Let's practice this.

The social class variable we have been considering has four levels.

That is, k = 4, and if the original alpha was .05, what

is going to be the modified significance level for the multiple comparisons test?

Each group needs to be compared to three other groups,

resulting in a total of 12 comparisons.

But, if you have already compared group one to group two, say middle class to

lower class, you don't need to go back around and compare lower to middle again.

So, the total number of comparisons can be cut in half.

Hence, the formula k times k minus one over two,

which results in six total comparisons, and

we can use this number to correct our significance level down to 0.0083.

This is the significance double we're going to use for the pairwise comparisons,

to see if two pairs of means are different from each other.

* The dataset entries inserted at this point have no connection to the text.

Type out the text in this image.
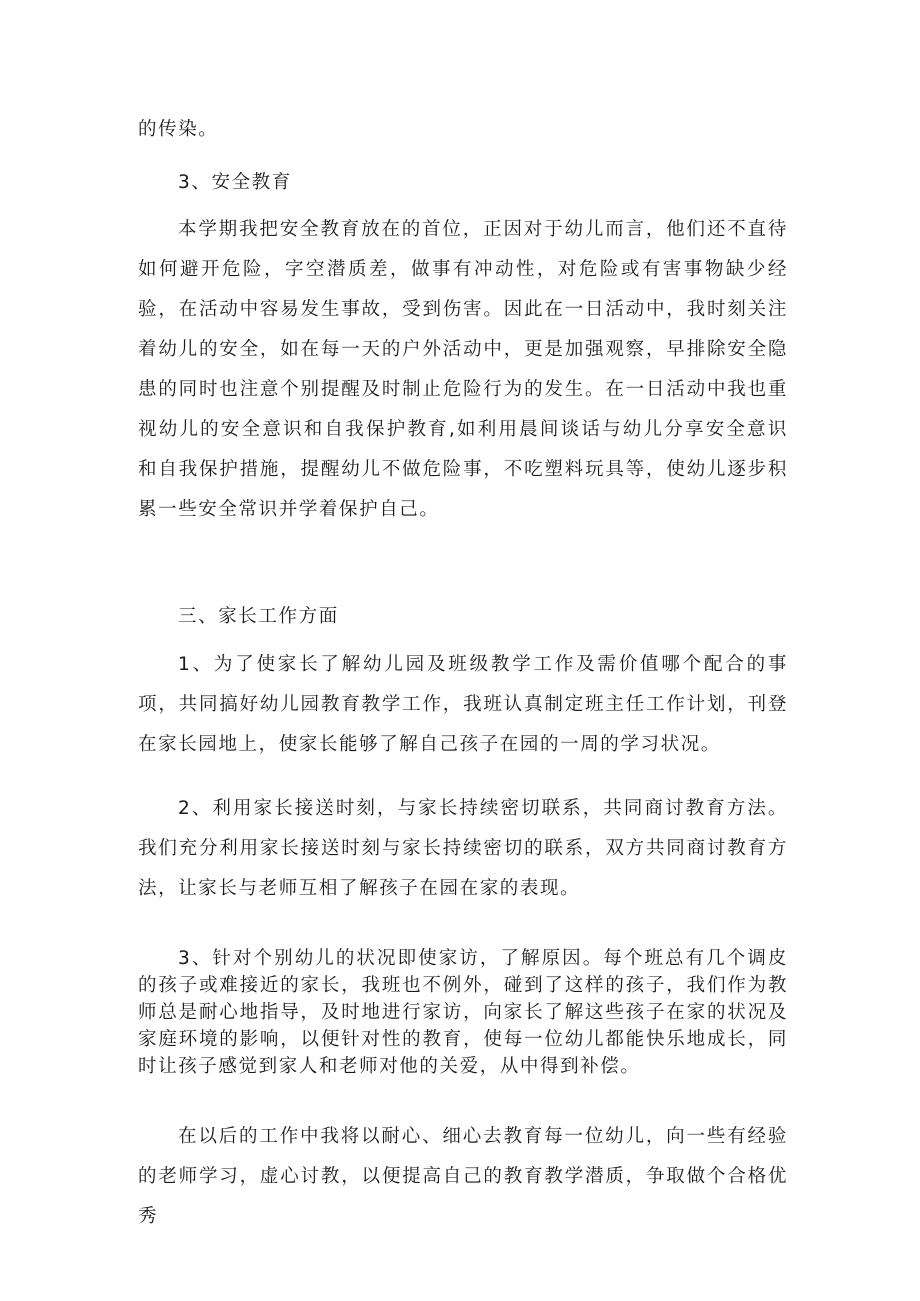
的传染。

3、安全教育

本学期我把安全教育放在的首位，正因对于幼儿而言，他们还不直待如何避开危险，字空潜质差，做事有冲动性，对危险或有害事物缺少经验，在活动中容易发生事故，受到伤害。因此在一日活动中，我时刻关注着幼儿的安全，如在每一天的户外活动中，更是加强观察，早排除安全隐患的同时也注意个别提醒及时制止危险行为的发生。在一日活动中我也重视幼儿的安全意识和自我保护教育,如利用晨间谈话与幼儿分享安全意识和自我保护措施，提醒幼儿不做危险事，不吃塑料玩具等，使幼儿逐步积累一些安全常识并学着保护自己。

三、家长工作方面

1、为了使家长了解幼儿园及班级教学工作及需价值哪个配合的事项，共同搞好幼儿园教育教学工作，我班认真制定班主任工作计划，刊登在家长园地上，使家长能够了解自己孩子在园的一周的学习状况。

2、利用家长接送时刻，与家长持续密切联系，共同商讨教育方法。我们充分利用家长接送时刻与家长持续密切的联系，双方共同商讨教育方法，让家长与老师互相了解孩子在园在家的表现。

3、针对个别幼儿的状况即使家访，了解原因。每个班总有几个调皮的孩子或难接近的家长，我班也不例外，碰到了这样的孩子，我们作为教师总是耐心地指导，及时地进行家访，向家长了解这些孩子在家的状况及家庭环境的影响，以便针对性的教育，使每一位幼儿都能快乐地成长，同时让孩子感觉到家人和老师对他的关爱，从中得到补偿。

在以后的工作中我将以耐心、细心去教育每一位幼儿，向一些有经验的老师学习，虚心讨教，以便提高自己的教育教学潜质，争取做个合格优秀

There are a couple other considerations when doing

these multiple comparisons after ANOVA.

First, it's related to the constant variance condition.

Since for

ANOVA, we need to meet this condition, we need to now rethink the standard error and

the degrees of freedom to be used in the multiple comparisons test.

And, of course, now we have a new modified significance level that we're going to

compare to the p-values of these tests to determine significance.

So what are these consistent standard error and

degrees of freedoms we need to use?

The formula for the standard error should seem familiar to you,

except that instead of the individual group variances,

we're actually using mean squared error from the ANOVA table.

Remember, the mean's squared error is actually the average within group

variance, so

we're still getting at the same thing, the individual group variances, but now,

we have a consistent measure that we can use for all of the tests.

If, indeed, the constant variance condition is satisfied,

this value should be very close to your group variances anyway.

And the consistent degrees of freedom is going to be the DF

error from the ANOVA output, as opposed to the minimum of the sample sizes minus one,

from the two groups that we're comparing.

So let's put all of this information together.

Pick one of the pairs of groups and do the comparison.

Is there a significant difference between the average vocabulary scores

between middle and lower class Americans?

Our hypotheses are, in the null hypothesis, there is no difference,

the averages are equal, and the averages are different for

the alternative hypothesis.

We calculate our T-score as the difference between the two group means,

minus zero, our null value, divided by the standard error,

calculating the mean square error from the ANOVA output.

That is 6.76 for the average middle class score, minus 5.07 for

the lower class score, divided by the mean square error,

which yields a point estimate of 1.69, and

a standard error of 0.315, for an overall T-score of 5.365.

And the degrees of freedom comes from the ANOVA table, 791.

Let's clean up our plate here, write down our test statistic and

the degrees of freedom, and

before we can finally get to the p-value, remember to always draw the curve.

So here is our T-distribution with 791 degrees of freedom, which by the way,

remember, is going to be just like the normal distribution at this point,

because of the really high degrees of freedom.

And a T-score that's so high,

that's five standard deviations away from the center,

is going to result in a really, tiny, tail area, because it's really unusual

to get an observation that's more than five standard deviations from the mean.

It's also clear from the sketch with the really skinny

tail areas when you get that far from the center.

We can also use r for this.

We use the pt function, and remember to multiply one of your tail areas by

2 to account for the 2-sided alternative hypothesis, and

also remember that the significance level we're going to use for

this test is that modified significance level we calculated earlier.

So even though that was very conservative and stringent, because we

have a pretty tiny p-value, we actually can reject the null hypothesis again.